I happened to pick up an ARC of this at the ALA conference this past spring, and I finally got around to reading it. I have to say that I didn't much care for it, alas.
The subtitle bills it as "a satire," but it's really more of a post-recession revenge fantasy. The main character, a Manhattan interior designer, takes out her repressed rage against her clients and the world they inhabit by murdering overprivileged women that she meets through the "for sale" section on Craigslist. This much is made clear in the first five or ten pages -- although the title might mislead someone, in no way is it a mystery.
To me, it felt woefully underwritten. None of the supporting characters are more than ciphers with one or two traits; even Pavel, the token love interest, fails to make much of an impression. The conflict with Charlotte's former best friend, Vicki, feels oddly superficial, and the struggle between Charlotte and her mother is halfheartedly hinted at through most of the book, before it explodes into one of the most ridiculously overwrought denouments I've read in ages. The whole last 30 pages, actually, is pure dime-novel, and was really what made me drop my rating from two stars to one.
All of these things could be forgiven if the book were at all funny. After all, something written as a satire doesn't necessarily need well-rounded characters or a realistic plot. But I only chuckled a few times during the whole book. Likewise, if it had something incisive to say about social values and mores, it might work. But the targets are far too easy and too clumsily handled. You mean some multimillionaires are guilty of not caring about other people? Conspicuous overconsumption is bad? The mind boggles.

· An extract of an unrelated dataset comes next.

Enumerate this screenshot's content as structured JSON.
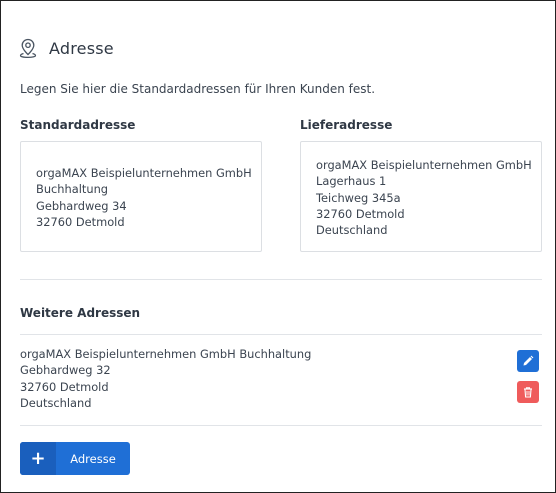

Of more interest is the notion that simply rubbing shoulders with these people and this mileu is poisonous, that it can corrupt anyone simply through proximity -- a notion that the ham-handed epilogue makes very obvious. However, in order for this to work, Charlotte has to at least start out as a sympathetic character. With the exception of the few flashbacks to her childhood, I thought Charlotte was dislikable throughout, and so the path that her character trod never achieved much interest to me.
With bank bailouts, skyrocketing unemployment, and the ever-increasing divide between the richest of the rich and everyone else, there's plenty of material for an incisive, savage satire. I'm afraid this isn't it though. Pass.